In his Nichomachean Ethics, Aristotle describes the non-assuming greatness of a magnanimous person, who must be good and virtuous: "he does not become depressed because of criticism and does not become excited because of glorification: he is silent, and when he speaks, he does so in a soft voice." This closely resembles some passages of Bhagavad-gita that describe the sage or mahatma, the bhakta or devotee. Here is an example:

One who is impartial with friends and enemies, balanced in honor and dishonor, heat and cold, joy and distress, fame and infamy, always free from all bad association, always silent and satisfied about everything, unconcerned about his dwelling, fixed in knowledge and engaged in My devotional service, is very dear to Me1.

Vadanya is a person who is open to everyone, able to give to everyone. This does not mean we want to discourage those who give in a more "restricted" way, or once in a while, because this is good practice to learn to do more and better.

The highest and most complete sense of vadanya consists in donating oneself without reservations, being able to attain that state of consciousness where we think that the time we have been given is not ours to spend, but is intended to help others, that the body we have been entrusted with is not for us, but it is intended as an instrument to be used to help many people, that the intelligence we have been granted must not be utilized for selfish purposes, but to help others to solve their problems, and similarly also the fire in the stomach, agni2: we must become aware that it is intended to transform the energies contained in food not to do whimsical activities, but to spread the message of salvation.

A devotee eats, gets informed and acquires means in order to operate a primary transformation from the heavier material elements to the subtler and spiritual elements, just like a tree wants to offer its fruits and shadows to others.

Thus vadanya is a mahatma, a great soul that like an ocean receives thousands of rivers and does not get agitated, does not spill out, and never dries.

Some people become agitated for very small things, when anything does not go according to their own wishes: these people are the opposite of vadanya, they are kripana or narrow-minded, small and miserable.

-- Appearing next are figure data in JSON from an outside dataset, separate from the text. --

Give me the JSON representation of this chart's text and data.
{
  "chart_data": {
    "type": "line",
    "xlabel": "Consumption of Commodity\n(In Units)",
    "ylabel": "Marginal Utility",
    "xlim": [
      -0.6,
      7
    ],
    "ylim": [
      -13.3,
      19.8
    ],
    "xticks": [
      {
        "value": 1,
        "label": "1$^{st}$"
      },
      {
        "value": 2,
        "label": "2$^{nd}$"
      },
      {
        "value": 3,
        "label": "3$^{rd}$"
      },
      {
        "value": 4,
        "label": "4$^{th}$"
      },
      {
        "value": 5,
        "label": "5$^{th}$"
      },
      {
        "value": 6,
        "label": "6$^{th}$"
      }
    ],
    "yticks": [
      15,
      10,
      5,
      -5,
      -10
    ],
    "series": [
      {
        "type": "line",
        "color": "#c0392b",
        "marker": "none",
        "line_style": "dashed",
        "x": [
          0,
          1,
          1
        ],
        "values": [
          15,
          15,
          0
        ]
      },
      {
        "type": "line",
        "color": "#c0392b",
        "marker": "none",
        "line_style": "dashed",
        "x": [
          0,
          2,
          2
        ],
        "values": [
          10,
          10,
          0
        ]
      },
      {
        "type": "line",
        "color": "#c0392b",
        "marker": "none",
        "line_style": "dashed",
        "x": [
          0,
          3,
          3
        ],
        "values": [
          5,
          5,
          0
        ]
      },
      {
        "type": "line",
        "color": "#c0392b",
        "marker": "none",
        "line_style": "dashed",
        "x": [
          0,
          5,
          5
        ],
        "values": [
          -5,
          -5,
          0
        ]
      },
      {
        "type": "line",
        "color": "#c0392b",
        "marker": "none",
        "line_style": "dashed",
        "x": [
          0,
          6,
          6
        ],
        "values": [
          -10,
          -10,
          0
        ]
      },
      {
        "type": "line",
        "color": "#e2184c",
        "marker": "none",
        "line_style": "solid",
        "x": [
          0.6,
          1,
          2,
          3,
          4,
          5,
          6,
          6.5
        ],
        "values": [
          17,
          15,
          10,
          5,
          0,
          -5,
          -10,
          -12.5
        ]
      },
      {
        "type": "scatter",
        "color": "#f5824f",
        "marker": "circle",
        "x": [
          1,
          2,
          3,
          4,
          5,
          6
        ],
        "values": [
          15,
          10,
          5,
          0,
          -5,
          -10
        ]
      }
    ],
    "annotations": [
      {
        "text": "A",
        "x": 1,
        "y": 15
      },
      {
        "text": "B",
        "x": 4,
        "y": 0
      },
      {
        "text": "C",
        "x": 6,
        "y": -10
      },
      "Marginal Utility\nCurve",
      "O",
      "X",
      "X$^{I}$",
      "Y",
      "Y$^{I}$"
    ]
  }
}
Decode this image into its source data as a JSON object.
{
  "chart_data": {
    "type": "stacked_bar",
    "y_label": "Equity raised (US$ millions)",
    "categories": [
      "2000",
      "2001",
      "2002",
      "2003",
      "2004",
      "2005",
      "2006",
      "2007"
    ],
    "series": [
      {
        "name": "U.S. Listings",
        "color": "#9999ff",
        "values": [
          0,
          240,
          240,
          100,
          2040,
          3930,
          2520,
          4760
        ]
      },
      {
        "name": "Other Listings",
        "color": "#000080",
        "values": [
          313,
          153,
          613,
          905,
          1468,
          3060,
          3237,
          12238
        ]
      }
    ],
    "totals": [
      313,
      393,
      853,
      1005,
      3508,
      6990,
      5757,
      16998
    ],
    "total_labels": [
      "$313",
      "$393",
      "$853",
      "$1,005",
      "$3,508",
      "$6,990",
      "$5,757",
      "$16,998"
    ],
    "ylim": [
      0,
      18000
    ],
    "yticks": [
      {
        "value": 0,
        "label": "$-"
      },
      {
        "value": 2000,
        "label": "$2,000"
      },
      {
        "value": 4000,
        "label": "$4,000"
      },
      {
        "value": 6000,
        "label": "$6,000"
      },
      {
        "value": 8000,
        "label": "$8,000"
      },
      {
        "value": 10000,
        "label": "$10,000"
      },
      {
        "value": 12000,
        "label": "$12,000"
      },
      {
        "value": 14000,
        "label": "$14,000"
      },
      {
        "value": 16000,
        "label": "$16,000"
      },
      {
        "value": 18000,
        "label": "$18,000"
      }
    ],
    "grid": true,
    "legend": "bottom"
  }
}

On the other hand, the magnanimous persons can receive the troubles of many and absorb them, sublimate and purify them without getting agitated; and they are also able to help those who suffer from those problems to integrate their personality.

In this case we have vadanyas that are not just great souls, but also have a great mind and great intelligence. In order to get to this platform one must take distance from mental dullness and the tyranny of one's own senses, not only from the sense objects.


1 Bg. XII.18-19.

2 Fire (see Latin ignis) and the deva of fire, through whose mouth the offerings of the sacrifice are consumed, accompanied by the threefold repetition of the word svaha (oblation).